Logit Mixed Logit Under Asymmetry and Multimodality of WTP: A Monte Carlo Evaluation
通过蒙特卡洛实验评估Logit混合Logit模型在非对称和多峰偏好分布下的表现,发现其偏差优于传统混合Logit,但均方误差仅在样本量较大时更低,并分析了实验设计的影响。
The logit‐mixed logit (LML) model advances choice modeling by generalizing previous parametric and semi‐nonparametric specifications and allowing retrieval of flexible taste distributions. Using standard operating conditions in the field, we report results from Monte Carlo experiments designed to assess the finite sample bias‐variance tradeoff for the LML using as a benchmark conventional Mixed logit models (MXL) under asymmetric and multimodal taste distributions. The LML specification always outperforms the MXL in terms of bias, but when the variance around modes is high the mean squared error (MSE) is lower than that of MXL only at sample sizes larger than usual and with some nuances.
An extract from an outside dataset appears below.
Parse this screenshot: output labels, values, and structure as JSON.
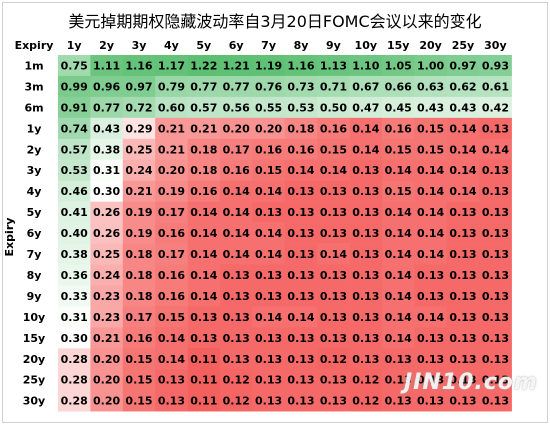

D ‐error minimizing experimental design predicated on multinomial logit significantly reduces MSE, but no clear winner is found between polynomial, step, and spline functions for the multidimensional grid function. Analysis of empirical data from a choice experiment on tap water shows that multimodality emerges only if higher number of node parameters are used in the LML.